En quatrième lieu, dès lors que l’exercice de pouvoirs de police administrative est susceptible d’affecter des activités de production, de distribution ou de services, la circonstance que les mesures de police ont pour objectif la protection de l’ordre public ou, dans certains cas, la sauvegarde des intérêts spécifiques que l’administration a pour mission de protéger ou de garantir n’exonère pas l’autorité investie de ces pouvoirs de police de l’obligation de prendre en compte également la liberté du commerce et de l’industrie et les règles de concurrence.

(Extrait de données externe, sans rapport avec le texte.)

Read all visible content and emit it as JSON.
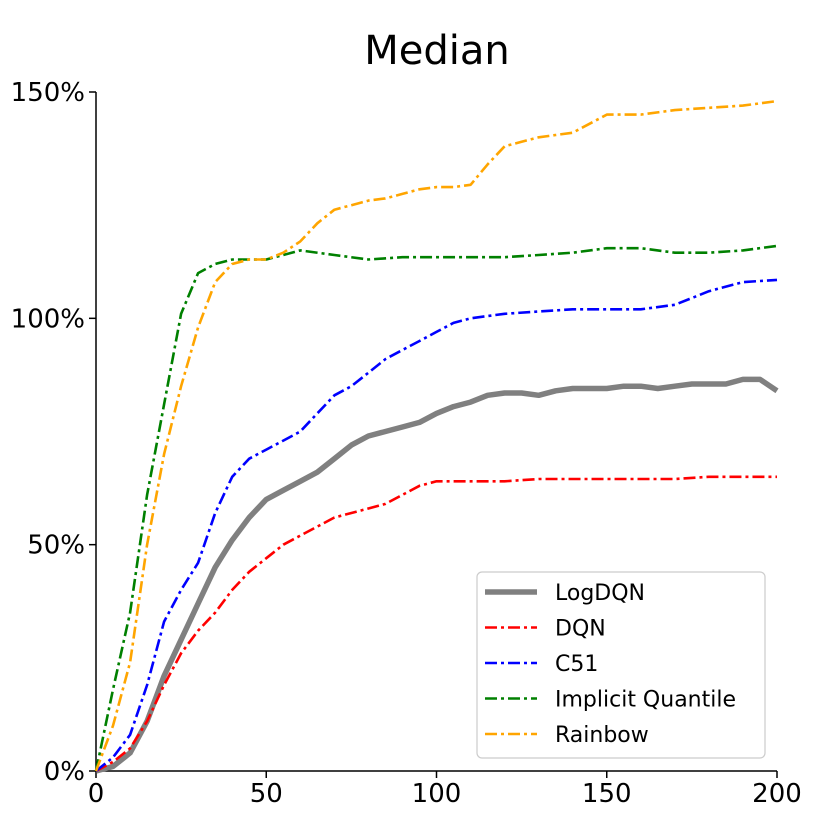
{
  "chart_data": {
    "type": "line",
    "title": "Median",
    "xlabel": "",
    "ylabel": "",
    "xlim": [
      0,
      200
    ],
    "ylim": [
      0,
      150
    ],
    "xticks": [
      0,
      50,
      100,
      150,
      200
    ],
    "xtick_labels": [
      "0",
      "50",
      "100",
      "150",
      "200"
    ],
    "yticks": [
      0,
      50,
      100,
      150
    ],
    "ytick_labels": [
      "0%",
      "50%",
      "100%",
      "150%"
    ],
    "grid": false,
    "legend_position": "bottom-right",
    "series": [
      {
        "name": "LogDQN",
        "color": "#808080",
        "style": "solid",
        "x": [
          0,
          5,
          10,
          15,
          20,
          25,
          30,
          35,
          40,
          45,
          50,
          55,
          60,
          65,
          70,
          75,
          80,
          85,
          90,
          95,
          100,
          105,
          110,
          115,
          120,
          125,
          130,
          135,
          140,
          145,
          150,
          155,
          160,
          165,
          170,
          175,
          180,
          185,
          190,
          195,
          200
        ],
        "y": [
          0,
          1,
          4,
          11,
          21,
          29,
          37,
          45,
          51,
          56,
          60,
          62,
          64,
          66,
          69,
          72,
          74,
          75,
          76,
          77,
          79,
          80.5,
          81.5,
          83,
          83.5,
          83.5,
          83,
          84,
          84.5,
          84.5,
          84.5,
          85,
          85,
          84.5,
          85,
          85.5,
          85.5,
          85.5,
          86.5,
          86.5,
          84
        ]
      },
      {
        "name": "DQN",
        "color": "#ff0000",
        "style": "dashdot",
        "x": [
          0,
          5,
          10,
          15,
          20,
          25,
          30,
          35,
          40,
          45,
          50,
          55,
          60,
          65,
          70,
          75,
          80,
          85,
          90,
          95,
          100,
          110,
          120,
          130,
          140,
          150,
          160,
          170,
          180,
          190,
          200
        ],
        "y": [
          0,
          2,
          5,
          11,
          19,
          26,
          31,
          35,
          40,
          44,
          47,
          50,
          52,
          54,
          56,
          57,
          58,
          59,
          61,
          63,
          64,
          64,
          64,
          64.5,
          64.5,
          64.5,
          64.5,
          64.5,
          65,
          65,
          65
        ]
      },
      {
        "name": "C51",
        "color": "#0000ff",
        "style": "dashdot",
        "x": [
          0,
          5,
          10,
          15,
          20,
          25,
          30,
          35,
          40,
          45,
          50,
          55,
          60,
          65,
          70,
          75,
          80,
          85,
          90,
          95,
          100,
          105,
          110,
          120,
          130,
          140,
          150,
          160,
          170,
          180,
          190,
          200
        ],
        "y": [
          0,
          3,
          8,
          19,
          33,
          40,
          46,
          57,
          65,
          69,
          71,
          73,
          75,
          79,
          83,
          85,
          88,
          91,
          93,
          95,
          97,
          99,
          100,
          101,
          101.5,
          102,
          102,
          102,
          103,
          106,
          108,
          108.5
        ]
      },
      {
        "name": "Implicit Quantile",
        "color": "#008000",
        "style": "dashdot",
        "x": [
          0,
          5,
          10,
          15,
          20,
          25,
          30,
          35,
          40,
          50,
          60,
          70,
          80,
          90,
          100,
          110,
          120,
          130,
          140,
          150,
          160,
          170,
          180,
          190,
          200
        ],
        "y": [
          0,
          18,
          35,
          61,
          81,
          101,
          110,
          112,
          113,
          113,
          115,
          114,
          113,
          113.5,
          113.5,
          113.5,
          113.5,
          114,
          114.5,
          115.5,
          115.5,
          114.5,
          114.5,
          115,
          116
        ]
      },
      {
        "name": "Rainbow",
        "color": "#ffa500",
        "style": "dashdot",
        "x": [
          0,
          5,
          10,
          15,
          20,
          25,
          30,
          35,
          40,
          45,
          50,
          55,
          60,
          65,
          70,
          75,
          80,
          85,
          90,
          95,
          100,
          105,
          110,
          115,
          120,
          125,
          130,
          135,
          140,
          145,
          150,
          155,
          160,
          170,
          180,
          190,
          200
        ],
        "y": [
          0,
          10,
          24,
          50,
          70,
          85,
          98,
          108,
          112,
          113,
          113,
          114.5,
          117,
          121,
          124,
          125,
          126,
          126.5,
          127.5,
          128.5,
          129,
          129,
          129.5,
          134,
          138,
          139,
          140,
          140.5,
          141,
          143,
          145,
          145,
          145,
          146,
          146.5,
          147,
          148
        ]
      }
    ]
  }
}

Il appartient au juge de l’excès de pouvoir d’apprécier la légalité de ces mesures de police administrative en recherchant si elles ont été prises compte tenu de l’ensemble de ces objectifs et de ces règles et si elles en ont fait, en les combinant, une exacte application.

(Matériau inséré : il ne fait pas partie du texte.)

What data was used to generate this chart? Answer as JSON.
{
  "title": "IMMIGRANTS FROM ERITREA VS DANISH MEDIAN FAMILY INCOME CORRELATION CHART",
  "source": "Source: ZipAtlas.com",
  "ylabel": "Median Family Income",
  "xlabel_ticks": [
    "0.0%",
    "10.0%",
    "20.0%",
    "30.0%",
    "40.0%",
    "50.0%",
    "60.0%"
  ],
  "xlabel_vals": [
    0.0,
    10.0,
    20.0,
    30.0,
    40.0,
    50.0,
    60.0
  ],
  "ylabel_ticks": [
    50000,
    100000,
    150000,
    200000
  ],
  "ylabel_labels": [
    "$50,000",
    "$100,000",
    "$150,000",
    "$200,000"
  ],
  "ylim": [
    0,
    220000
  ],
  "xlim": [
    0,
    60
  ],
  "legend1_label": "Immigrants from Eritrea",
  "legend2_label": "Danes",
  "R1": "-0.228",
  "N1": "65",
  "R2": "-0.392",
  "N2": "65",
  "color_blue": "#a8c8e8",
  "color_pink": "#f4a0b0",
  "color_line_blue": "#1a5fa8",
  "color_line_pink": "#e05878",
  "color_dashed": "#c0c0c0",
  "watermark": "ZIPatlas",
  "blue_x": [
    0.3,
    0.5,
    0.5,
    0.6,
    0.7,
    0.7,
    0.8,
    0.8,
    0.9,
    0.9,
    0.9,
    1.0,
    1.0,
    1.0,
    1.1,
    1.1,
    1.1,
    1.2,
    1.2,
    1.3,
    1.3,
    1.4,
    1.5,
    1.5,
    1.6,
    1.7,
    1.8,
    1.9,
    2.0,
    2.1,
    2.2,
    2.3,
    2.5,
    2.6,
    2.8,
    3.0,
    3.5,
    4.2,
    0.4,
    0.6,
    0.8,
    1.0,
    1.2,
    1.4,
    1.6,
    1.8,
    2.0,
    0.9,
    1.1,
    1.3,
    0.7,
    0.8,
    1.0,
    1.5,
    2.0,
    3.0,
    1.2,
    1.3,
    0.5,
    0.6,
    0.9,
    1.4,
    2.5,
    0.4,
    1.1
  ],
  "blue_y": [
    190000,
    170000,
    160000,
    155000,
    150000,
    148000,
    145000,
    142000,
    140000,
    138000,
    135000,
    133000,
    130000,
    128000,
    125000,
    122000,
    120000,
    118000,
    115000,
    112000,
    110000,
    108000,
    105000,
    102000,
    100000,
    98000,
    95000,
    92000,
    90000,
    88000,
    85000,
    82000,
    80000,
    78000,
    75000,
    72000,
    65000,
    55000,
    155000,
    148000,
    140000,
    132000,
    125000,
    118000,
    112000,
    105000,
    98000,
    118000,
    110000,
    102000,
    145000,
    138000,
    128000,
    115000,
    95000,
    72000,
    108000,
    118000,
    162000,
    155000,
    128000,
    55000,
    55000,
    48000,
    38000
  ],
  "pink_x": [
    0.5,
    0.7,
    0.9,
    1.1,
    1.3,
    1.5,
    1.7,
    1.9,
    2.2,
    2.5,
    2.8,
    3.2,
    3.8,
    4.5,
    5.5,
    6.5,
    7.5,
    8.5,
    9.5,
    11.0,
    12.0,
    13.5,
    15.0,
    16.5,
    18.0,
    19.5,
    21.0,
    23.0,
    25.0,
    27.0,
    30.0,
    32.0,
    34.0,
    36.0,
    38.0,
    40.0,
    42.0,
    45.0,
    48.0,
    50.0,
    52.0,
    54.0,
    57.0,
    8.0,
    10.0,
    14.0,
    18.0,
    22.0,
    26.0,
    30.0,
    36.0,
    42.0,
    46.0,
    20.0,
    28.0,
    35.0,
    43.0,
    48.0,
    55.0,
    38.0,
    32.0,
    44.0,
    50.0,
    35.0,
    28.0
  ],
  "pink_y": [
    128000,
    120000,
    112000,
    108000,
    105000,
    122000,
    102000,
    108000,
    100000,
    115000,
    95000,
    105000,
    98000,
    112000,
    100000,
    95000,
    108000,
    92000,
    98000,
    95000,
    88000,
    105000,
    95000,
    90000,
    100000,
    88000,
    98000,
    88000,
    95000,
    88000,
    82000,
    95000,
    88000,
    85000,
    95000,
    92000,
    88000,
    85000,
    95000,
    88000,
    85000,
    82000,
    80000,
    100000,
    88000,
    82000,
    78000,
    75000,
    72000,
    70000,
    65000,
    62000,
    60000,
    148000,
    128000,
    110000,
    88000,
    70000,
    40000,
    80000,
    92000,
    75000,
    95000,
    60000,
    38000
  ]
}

Si la société Hydro Normandie soutient que l’arrêté du préfet du Calvados du 26 août 2022 impose la fermeture totale des stations de lavage de véhicules, sans que les exploitants ne bénéficient d’aucun dispositif d’aide financière permettant de limiter l’impact de cette fermeture sur leur situation économique, cet arrêté, pris pour faire face à une situation de sécheresse exceptionnelle, est applicable sur une durée limitée, courant du 27 août au 24 septembre 2022. Compte tenu de l’objectif poursuivi et de son caractère limité dans le temps, cet arrêté ne porte pas d’atteinte excessive à la liberté du commerce et de l’industrie, ni à la liberté d’entreprendre.
Il résulte de tout ce qui précède que la société Hydro Normandie n’est pas fondée à soutenir que c’est à tort que, par le jugement attaqué, le tribunal administratif de Caen a rejeté sa demande.
Sur les frais liés au litige :
Les dispositions de l’article L. 761-1 du code de justice administrative font obstacle à ce que soit mis à la charge de l’Etat, qui n’est pas, dans la présente instance, la partie perdante, le versement à la société Hydro Normandie de la somme qu’elle demande au titre des frais exposés et non compris dans les dépens.
DECIDE :
Article 1er : La requête de la société Hydro Normandie est rejetée.
Article 2 : Le présent arrêt sera notifié à la société Hydro Normandie et à la ministre de la transition écologique, de la biodiversité et des négociations internationales sur le climat et la nature.
Délibéré après l’audience du 19 mai 2026, à laquelle siégeaient :
- Mme Buffet, présidente de chambre,
- Mme Montes-Derouet, présidente-assesseure,
- Mme Rosemberg, première conseillère.
Rendu public par mise à disposition au greffe le 8 juin 2026.
La rapporteure,
V. ROSEMBERG
La présidente,
C. BUFFET
La greffière,
A. MARCHAND
La République mande et ordonne à la ministre de la transition écologique, de la biodiversité et des négociations internationales sur le climat et la nature en ce qui la concerne, et à tous commissaires de justice à ce requis en ce qui concerne les voies de droit commun contre les parties privées, de pourvoir à l’exécution de la présente décision.